Food, Home

A Killing Frost

The killing frost usually comes mid-September in Worthington, and then most of our gardens are done for the year. I have five wide raised beds, twenty feet long, filled with vegetables, from peas to garlic to salad fixings to squash, although not corn because it doesn’t do well here nor onions because I have no luck with them. When we built our home, I could have a large garden finally, but the dozer’s blade sheered off the topsoil in our clearing and what was left was hardpan clay. As Lester Champion, a truck farmer in town, once said, “The ground was so hard you could beat out an iron bar with it.”

So I dug soil from the woods that surround our home, and then used logs to hold it in place. Hank, who likes the world to be plumb, built wooden frames, which I used for a few years. I babied those beds, mixing in organic matter, worms, and after a few years I was as proud of that soil as I was of the vegetables that grew from it.

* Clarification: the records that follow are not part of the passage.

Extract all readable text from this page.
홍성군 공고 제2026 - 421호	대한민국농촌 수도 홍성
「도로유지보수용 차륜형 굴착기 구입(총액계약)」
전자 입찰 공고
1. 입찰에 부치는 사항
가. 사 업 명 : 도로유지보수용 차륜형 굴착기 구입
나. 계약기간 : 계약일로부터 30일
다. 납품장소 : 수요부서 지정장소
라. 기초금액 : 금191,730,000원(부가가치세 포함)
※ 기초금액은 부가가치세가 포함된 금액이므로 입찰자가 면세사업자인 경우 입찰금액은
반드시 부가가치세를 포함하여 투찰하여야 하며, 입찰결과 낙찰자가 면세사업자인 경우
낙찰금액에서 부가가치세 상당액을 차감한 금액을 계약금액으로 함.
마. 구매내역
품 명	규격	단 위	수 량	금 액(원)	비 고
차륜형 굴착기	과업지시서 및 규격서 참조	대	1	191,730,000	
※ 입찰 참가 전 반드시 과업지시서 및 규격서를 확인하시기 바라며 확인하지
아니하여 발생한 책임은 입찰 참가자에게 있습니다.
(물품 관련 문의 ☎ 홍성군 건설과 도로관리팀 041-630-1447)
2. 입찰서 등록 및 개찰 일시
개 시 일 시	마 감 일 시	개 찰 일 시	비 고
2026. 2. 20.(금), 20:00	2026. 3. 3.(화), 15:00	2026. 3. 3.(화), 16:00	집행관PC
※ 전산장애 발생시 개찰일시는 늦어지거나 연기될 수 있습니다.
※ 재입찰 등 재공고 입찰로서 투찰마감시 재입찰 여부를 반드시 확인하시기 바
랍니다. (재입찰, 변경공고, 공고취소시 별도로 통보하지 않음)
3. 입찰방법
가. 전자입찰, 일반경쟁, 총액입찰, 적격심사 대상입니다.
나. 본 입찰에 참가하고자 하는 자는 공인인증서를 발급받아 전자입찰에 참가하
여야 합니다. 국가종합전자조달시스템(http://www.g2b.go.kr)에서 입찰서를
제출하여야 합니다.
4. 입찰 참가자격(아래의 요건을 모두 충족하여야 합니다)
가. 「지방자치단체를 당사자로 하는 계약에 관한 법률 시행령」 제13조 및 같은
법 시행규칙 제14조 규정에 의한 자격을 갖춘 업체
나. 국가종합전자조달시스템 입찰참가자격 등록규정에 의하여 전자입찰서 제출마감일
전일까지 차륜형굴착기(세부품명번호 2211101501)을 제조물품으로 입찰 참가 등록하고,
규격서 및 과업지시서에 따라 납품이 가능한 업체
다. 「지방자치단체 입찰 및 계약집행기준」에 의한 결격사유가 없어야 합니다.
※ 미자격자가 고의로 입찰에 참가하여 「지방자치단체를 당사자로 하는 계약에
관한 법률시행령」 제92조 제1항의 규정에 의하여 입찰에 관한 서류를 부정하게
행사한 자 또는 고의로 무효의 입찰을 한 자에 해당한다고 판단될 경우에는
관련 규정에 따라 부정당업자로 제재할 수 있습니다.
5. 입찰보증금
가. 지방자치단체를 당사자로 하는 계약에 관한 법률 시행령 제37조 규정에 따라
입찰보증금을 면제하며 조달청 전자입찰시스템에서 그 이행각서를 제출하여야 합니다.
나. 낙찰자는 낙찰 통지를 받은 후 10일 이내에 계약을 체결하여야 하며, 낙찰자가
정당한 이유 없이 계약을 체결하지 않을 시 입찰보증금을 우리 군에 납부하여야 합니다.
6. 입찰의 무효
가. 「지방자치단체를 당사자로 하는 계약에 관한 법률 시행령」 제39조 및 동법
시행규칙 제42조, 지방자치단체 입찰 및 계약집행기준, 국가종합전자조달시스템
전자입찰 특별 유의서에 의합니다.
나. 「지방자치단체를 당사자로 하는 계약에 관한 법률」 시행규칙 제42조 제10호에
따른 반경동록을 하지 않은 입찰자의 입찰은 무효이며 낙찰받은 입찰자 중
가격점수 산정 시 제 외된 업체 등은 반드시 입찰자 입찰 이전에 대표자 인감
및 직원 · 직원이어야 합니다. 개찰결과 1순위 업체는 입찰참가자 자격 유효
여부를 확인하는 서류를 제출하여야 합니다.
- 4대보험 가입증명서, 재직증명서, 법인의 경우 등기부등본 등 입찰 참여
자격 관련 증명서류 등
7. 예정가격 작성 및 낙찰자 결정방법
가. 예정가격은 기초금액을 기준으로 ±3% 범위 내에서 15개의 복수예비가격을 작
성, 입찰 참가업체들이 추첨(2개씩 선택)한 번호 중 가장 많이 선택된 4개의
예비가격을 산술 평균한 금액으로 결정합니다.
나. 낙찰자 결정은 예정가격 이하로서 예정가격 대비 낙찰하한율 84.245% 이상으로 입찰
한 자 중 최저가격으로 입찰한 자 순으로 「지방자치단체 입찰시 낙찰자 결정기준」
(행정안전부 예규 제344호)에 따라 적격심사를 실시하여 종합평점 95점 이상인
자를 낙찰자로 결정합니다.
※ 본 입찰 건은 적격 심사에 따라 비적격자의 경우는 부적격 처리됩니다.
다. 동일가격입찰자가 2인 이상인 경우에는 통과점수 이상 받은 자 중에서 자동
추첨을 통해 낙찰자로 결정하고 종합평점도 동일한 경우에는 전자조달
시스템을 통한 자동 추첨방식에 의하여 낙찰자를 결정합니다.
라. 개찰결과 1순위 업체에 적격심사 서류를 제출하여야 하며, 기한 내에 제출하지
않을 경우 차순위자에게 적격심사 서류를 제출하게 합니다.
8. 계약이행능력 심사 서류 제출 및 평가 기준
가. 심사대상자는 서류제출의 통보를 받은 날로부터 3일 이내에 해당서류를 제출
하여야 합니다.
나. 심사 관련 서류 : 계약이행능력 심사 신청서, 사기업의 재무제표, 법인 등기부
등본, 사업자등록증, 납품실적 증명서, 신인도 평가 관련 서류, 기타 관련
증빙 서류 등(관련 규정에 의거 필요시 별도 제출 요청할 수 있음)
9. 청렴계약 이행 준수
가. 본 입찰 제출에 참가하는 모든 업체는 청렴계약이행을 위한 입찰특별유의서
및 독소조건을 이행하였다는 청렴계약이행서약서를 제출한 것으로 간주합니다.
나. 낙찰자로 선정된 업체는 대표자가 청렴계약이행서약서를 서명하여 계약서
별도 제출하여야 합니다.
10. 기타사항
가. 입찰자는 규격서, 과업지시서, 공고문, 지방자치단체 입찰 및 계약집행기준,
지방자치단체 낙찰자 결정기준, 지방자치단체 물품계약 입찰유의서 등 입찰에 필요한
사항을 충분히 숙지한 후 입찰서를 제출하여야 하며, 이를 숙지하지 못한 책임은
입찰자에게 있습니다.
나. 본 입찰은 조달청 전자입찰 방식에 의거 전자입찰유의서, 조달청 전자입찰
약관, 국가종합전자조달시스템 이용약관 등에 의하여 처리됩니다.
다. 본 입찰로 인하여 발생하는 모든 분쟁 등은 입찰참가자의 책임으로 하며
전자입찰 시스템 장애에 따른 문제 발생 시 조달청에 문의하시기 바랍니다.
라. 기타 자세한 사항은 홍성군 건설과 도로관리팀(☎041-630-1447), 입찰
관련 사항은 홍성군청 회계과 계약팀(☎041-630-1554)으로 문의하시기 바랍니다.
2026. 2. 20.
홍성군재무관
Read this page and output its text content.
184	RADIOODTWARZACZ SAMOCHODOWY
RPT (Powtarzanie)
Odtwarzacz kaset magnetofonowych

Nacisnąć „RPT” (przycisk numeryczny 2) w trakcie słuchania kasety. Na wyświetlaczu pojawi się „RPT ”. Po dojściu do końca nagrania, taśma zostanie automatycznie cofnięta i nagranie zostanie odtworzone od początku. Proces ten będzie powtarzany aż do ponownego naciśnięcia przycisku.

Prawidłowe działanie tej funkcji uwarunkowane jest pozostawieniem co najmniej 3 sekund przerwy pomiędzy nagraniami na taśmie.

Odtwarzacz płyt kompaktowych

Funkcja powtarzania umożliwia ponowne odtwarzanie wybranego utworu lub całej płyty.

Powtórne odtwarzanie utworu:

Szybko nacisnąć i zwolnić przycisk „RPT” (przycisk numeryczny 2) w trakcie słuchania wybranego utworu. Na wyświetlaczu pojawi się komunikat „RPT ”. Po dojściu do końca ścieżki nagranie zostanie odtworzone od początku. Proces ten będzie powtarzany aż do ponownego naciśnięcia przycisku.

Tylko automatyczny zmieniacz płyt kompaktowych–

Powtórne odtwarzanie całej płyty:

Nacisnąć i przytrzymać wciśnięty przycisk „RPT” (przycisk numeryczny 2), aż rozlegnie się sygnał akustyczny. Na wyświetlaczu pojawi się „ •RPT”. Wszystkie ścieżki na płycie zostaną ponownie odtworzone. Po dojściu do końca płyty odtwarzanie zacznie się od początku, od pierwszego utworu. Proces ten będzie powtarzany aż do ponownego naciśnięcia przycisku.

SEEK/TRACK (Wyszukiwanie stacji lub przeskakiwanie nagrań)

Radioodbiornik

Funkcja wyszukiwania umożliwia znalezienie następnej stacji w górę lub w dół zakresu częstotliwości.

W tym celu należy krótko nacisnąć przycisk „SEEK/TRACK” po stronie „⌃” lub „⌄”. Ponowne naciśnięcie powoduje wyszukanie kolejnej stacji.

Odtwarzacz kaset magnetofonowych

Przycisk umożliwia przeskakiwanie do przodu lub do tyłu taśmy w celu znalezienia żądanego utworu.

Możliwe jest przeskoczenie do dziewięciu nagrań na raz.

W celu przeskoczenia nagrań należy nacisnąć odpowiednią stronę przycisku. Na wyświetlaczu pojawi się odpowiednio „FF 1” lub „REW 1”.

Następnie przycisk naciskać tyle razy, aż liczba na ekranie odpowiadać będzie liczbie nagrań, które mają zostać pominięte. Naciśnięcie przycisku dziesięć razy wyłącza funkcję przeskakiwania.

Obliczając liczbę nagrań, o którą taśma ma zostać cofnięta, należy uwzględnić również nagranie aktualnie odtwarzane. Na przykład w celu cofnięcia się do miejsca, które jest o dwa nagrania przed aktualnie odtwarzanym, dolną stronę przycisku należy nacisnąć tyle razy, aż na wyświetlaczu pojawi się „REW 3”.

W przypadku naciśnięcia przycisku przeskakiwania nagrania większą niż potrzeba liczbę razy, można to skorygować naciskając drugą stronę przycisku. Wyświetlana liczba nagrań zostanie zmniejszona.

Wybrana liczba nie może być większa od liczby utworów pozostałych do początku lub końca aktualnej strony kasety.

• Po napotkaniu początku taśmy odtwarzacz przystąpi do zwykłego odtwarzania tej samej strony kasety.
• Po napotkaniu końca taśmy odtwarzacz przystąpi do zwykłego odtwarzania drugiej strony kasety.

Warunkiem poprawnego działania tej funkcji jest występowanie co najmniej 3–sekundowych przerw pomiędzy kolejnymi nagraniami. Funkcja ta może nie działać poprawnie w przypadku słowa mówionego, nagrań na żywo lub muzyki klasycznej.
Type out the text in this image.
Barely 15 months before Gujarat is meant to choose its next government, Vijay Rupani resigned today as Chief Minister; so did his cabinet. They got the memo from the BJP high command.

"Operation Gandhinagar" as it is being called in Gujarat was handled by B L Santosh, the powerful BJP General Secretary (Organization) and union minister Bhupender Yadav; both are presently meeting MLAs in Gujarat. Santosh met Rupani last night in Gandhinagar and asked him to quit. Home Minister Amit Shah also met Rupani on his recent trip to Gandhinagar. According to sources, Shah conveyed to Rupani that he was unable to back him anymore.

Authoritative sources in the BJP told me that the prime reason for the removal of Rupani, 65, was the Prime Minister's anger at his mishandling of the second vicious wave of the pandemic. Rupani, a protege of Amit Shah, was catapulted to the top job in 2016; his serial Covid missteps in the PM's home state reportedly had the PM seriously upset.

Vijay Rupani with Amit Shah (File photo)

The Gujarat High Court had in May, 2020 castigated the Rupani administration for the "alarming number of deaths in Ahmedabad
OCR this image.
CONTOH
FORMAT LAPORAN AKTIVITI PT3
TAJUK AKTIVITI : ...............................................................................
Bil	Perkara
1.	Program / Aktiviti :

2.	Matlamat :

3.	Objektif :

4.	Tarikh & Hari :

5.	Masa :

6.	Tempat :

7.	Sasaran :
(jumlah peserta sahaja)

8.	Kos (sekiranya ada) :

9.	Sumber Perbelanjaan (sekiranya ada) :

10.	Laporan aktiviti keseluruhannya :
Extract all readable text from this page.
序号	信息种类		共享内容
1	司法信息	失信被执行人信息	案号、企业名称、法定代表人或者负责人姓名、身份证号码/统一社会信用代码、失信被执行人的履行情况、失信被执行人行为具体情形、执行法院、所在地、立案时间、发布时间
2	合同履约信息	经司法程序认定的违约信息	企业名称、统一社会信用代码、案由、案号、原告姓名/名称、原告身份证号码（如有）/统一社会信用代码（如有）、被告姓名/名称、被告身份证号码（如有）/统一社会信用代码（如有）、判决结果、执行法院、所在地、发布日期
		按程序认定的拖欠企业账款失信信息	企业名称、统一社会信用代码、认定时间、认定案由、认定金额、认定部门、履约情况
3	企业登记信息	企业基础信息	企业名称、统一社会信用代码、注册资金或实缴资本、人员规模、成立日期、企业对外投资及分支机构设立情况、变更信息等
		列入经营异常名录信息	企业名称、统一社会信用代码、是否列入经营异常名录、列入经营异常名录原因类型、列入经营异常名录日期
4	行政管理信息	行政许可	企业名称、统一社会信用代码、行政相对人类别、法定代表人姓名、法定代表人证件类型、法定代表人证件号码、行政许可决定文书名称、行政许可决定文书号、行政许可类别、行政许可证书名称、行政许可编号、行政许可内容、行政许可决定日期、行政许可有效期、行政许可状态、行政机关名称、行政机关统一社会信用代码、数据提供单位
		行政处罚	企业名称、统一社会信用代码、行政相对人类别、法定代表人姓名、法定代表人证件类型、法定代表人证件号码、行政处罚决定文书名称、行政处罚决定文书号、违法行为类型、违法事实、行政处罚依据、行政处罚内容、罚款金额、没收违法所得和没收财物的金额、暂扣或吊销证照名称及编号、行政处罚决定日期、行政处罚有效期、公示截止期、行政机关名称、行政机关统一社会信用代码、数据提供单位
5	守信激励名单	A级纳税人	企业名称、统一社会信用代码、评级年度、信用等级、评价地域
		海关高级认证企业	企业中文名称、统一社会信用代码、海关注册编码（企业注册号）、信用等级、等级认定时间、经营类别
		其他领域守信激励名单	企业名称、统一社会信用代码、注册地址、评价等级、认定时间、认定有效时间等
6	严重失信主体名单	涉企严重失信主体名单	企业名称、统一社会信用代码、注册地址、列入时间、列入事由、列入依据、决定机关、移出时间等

Then several years ago, we had to replace our septic system. It was built to specs but didn’t hold up to two adults and six kids. (For you city dwellers, here’s a tutorial. The waste from our drains and toilets go into a cement box underground, and then the liquid is piped into a leach field where it’s supposed to be absorbed. Ours wasn’t doing that. Later we had a party to officially dedicate the new septic system. I invited my friends from work. They had never heard of such a thing. Neither had we, but it was a good excuse for a party.) But before the work could be done, I had to move my garden, because it would be in the way of a new large leach field. I could have left it behind but I had invested too much in that soil.

So I moved it. I used a spade to fill a wheelbarrow with garden dirt, and then pushed it uphill to a place I knew the dozer wouldn’t go. It took me several weekends. I’m good at these types of plodding outdoor chores: stacking wood, clearing brush, mowing, weeding. I just keep going, putting the little pieces together, not thinking about anything, or working out a problem or what I’ll write next, until I’m done.

Now, my garden’s in a good, high spot, and the earth is black with life and sheltered by a stand of red pines that helps it withstand light frosts. But there’s no stopping a killing frost. What remains after white crystals coat the ground are the hardy greens, Swiss chard, lettuce, if I made a late planting, and kale. The kale I pick until it’s covered by snow. This past year that happened at Christmas. But the tender plants, the tomatoes, cukes, and green beans, are gone. Next month I’ll plant garlic bulbs, and then cover them with a thick mulch of hay to get them through the winter.

We remind ourselves to call Dean Morey, the man who cuts our cordwood, and about all the autumn chores ahead. Already we smell smoke at night from our neighbors’ chimneys. The trees have faded into mossy greens, and the kids are back in school. Winter is on its way. There’s no denying it.
Yesterday my garden in Taos got dinged by frost. The photo above was taken earlier this summer. Some of the tender plants are hanging on, but my garden isn’t the lush oasis it was two days ago. Then, appropriately I found this piece I wrote about my garden in Worthington.